La pollution aussi dans les fosses océaniques les plus profondes

23/06/2016
Des amphipodes (petits crustacés à l'allure de crevette ) vivant dans les fosses océaniques © OceanLab/Université d'Aberdeen/AP

Des chercheurs ont démontré que des crustacés vivant dans la fosse des Mariannes et la fosse des Kermadec (entre 7 000 et 10 000 mètres de profondeur) contiennent des concentrations plus élevées de produits chimiques que des animaux vivant sur le littoral.

Les prélèvements ont été réalisés dans la fosse des Mariannes, la plus profonde au monde avec ses 10 920 mètres, et la fosse des Kermadec, 4e dans le classement avec ses 10 047 m.

Nous pensons souvent que les fosses océaniques restent lointaines et préservées de l’action des hommes.
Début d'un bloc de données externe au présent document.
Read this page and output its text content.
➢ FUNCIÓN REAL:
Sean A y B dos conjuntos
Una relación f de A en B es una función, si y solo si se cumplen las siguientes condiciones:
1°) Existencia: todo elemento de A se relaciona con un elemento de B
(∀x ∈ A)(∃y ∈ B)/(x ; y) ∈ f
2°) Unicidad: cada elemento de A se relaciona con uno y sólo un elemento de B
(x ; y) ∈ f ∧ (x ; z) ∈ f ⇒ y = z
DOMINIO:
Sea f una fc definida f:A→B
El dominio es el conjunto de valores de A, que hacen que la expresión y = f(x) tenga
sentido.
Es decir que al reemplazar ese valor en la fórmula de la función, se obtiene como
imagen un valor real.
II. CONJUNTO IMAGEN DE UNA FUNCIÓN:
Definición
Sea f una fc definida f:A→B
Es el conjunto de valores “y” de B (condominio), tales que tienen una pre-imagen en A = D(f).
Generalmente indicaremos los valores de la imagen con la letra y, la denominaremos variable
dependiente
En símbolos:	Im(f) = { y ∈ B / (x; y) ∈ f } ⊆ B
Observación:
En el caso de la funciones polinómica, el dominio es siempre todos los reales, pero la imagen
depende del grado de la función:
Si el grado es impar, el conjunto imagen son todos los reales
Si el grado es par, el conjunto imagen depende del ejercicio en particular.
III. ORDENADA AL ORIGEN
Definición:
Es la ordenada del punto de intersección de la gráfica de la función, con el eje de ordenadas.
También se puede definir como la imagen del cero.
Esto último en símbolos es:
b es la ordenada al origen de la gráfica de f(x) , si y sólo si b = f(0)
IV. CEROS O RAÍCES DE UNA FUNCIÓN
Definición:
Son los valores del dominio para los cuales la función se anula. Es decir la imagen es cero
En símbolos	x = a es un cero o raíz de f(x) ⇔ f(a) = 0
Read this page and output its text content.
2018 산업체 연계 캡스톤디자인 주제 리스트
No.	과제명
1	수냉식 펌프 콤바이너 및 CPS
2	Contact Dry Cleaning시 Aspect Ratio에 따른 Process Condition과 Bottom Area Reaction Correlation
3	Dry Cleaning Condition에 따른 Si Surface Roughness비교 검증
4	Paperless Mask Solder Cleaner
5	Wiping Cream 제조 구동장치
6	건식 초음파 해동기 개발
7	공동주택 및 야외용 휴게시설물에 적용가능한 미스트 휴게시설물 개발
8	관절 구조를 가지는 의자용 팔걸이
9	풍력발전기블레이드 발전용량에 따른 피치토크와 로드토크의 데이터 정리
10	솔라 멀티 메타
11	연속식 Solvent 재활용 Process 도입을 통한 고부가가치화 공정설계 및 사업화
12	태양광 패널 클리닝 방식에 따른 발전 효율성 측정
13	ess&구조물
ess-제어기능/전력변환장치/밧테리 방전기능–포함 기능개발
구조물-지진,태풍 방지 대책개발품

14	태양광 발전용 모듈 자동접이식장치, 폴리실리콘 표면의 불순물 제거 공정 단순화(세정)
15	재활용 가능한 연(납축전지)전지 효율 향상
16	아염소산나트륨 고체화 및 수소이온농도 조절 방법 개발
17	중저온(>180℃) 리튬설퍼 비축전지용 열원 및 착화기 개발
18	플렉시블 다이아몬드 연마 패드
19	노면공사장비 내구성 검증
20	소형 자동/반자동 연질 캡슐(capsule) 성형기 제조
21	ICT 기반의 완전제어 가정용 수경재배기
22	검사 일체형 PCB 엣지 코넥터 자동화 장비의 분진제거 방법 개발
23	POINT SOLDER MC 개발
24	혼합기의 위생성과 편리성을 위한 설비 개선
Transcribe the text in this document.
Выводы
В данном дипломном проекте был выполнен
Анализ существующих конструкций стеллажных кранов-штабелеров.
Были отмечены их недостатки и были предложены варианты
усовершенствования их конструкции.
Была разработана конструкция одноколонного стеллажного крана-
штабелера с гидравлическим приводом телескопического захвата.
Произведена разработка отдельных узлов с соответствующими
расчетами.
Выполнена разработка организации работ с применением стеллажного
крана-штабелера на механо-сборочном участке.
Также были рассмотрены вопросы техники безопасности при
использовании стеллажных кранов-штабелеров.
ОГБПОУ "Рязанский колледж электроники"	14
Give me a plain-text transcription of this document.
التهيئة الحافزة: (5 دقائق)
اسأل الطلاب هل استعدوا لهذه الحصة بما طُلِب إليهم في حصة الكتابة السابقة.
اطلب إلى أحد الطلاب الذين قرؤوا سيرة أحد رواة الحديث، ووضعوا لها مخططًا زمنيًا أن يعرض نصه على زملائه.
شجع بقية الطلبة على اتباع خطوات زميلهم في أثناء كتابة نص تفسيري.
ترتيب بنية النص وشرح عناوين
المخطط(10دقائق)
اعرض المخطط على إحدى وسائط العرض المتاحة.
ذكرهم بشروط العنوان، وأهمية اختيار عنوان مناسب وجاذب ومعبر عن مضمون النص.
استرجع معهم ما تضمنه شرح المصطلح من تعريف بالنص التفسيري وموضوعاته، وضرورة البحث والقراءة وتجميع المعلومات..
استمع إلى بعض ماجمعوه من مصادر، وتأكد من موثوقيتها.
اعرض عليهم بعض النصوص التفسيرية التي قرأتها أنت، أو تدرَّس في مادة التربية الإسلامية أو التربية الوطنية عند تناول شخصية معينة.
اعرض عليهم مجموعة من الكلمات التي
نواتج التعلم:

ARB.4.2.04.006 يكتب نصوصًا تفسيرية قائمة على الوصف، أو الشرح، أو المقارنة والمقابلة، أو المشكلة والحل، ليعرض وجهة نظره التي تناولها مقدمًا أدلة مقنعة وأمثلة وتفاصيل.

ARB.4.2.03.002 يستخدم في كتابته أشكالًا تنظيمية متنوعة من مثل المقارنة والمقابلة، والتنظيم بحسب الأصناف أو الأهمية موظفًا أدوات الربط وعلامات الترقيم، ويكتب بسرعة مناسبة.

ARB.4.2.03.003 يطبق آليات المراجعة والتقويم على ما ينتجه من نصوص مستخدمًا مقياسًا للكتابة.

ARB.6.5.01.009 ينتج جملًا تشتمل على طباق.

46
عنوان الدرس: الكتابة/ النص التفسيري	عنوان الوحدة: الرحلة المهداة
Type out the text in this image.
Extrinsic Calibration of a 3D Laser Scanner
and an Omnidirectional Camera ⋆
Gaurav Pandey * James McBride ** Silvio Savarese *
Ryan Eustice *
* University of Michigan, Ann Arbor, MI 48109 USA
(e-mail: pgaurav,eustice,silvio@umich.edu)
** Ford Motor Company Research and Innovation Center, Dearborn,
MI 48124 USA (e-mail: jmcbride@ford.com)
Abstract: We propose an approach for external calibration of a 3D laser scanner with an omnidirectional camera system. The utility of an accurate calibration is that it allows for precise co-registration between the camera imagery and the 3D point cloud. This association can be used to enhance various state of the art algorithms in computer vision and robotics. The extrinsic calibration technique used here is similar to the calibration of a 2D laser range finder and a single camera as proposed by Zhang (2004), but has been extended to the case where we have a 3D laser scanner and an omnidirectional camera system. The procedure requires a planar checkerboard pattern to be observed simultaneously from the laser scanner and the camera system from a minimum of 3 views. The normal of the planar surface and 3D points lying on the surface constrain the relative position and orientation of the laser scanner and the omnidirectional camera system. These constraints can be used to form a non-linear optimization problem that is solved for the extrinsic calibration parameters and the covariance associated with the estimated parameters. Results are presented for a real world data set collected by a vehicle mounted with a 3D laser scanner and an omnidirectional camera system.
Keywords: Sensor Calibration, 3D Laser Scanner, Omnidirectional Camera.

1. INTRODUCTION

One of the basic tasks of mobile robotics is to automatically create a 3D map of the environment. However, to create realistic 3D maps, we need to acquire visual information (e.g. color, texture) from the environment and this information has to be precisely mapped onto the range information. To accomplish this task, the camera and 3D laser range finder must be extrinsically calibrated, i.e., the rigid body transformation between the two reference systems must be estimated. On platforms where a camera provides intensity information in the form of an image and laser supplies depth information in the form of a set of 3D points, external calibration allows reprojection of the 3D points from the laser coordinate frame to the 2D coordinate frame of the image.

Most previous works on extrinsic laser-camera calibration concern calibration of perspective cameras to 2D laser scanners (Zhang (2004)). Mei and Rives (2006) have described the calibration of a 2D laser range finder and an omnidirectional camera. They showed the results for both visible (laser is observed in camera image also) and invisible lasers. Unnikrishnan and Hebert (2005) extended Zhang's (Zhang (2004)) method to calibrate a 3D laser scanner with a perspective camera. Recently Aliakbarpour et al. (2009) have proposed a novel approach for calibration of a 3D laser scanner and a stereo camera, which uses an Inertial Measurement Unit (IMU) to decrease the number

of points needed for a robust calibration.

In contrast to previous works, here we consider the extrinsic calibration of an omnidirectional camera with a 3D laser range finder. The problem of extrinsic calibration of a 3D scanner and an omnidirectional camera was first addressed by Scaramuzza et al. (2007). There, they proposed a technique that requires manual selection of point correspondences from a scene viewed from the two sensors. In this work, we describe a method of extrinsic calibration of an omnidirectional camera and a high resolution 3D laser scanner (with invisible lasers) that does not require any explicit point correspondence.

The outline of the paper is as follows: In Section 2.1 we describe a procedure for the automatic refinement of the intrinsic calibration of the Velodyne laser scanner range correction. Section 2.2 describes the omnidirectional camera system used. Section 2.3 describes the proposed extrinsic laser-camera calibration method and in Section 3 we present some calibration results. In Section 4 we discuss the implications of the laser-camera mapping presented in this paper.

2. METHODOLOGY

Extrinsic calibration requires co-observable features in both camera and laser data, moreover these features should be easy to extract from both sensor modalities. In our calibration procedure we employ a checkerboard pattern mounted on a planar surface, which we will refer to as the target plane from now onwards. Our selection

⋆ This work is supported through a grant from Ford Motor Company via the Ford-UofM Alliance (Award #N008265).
Mais ce n’est pas le cas… explique Alan Jamieson, chercheur à l’Université d’Aberdeen.

Les amphipodes – des crustacés à l’allure de crevettes – prélevées dans la fosse des Mariannes et dans la fosse des Kermadec, contenaient ainsi :  

  • des BPC (biphényles polychlorés ou polychlorobiphényles) qui sont utilisés pour fabriquer des plastiques ou comme agents « anti-fouling » pour empêcher les salissures (berniques, algues,…) d’adhérer aux coques des navires. Les PCB sont interdits en France depuis 1987, entre autres pour leur risque cancérigène.
  • des PBDE (polybromodiphényléthers) qui sont utilisés pour ignifuger des matières plastiques et des textiles. Ils ont aussi été employés à haute dose dans les années 1970 et 1980 pour l’extraction pétrolière. Les PBDE sont suspectés de perturber le système hormonal et d’interférer avec le système neuronal.

Dans la fosse des Mariannes, les crustacés contiennent 15 fois plus de BPC que dans la fosse des Kermadec.

C’est encore plus élevé que dans les estuaires de deux des fleuves les plus pollués – les rivières Pearl et Liao – en Chine explique Alan Jamieson.

En revanche, la fosse des Kermadec contient 5 fois plus de PBDE que dans la fosse des Mariannes.

Une concentration plus élevée que sur les côtes de l’île du Nord en Nouvelle-Zélande souligne les scientifiques.

Douglas Bartlett, microbiologiste à l’Institut océanographique américain Scripps (San Diego, Californie) affirme : Cette découverte est spectaculaire, cela démontre que les fosses océaniques ne sont pas si éloignées de nous et que tout est connecté.

Le message à retenir est que lorsque nous vidons nos ordures dans l’océan, ils finissent par s’accumuler dans les fosses les plus profondes car ils n’ont nulle part où aller déclare Alan Jamieson.

Pour les chercheurs, ces niveaux de polluants très élevés sont préoccupants car les fosses océaniques profondes sont des gisements naturels encore inexploités – une source potentiel d’organismes qui pourrait être utile pour des applications commerciales, y compris la découverte de médicaments.

Les scientifiques pensent que ces fosses pourraient également être un important puits de carbone : les bactéries vivant dans les profondeurs consomment le dioxyde de carbone atmosphérique, contribuant à atténuer le changement climatique.

« Si l’activité microbienne est affectée par toute cette pollution, je me demande ce qu’il adviendra du cycle du carbone en général conclue Douglas Bartlett.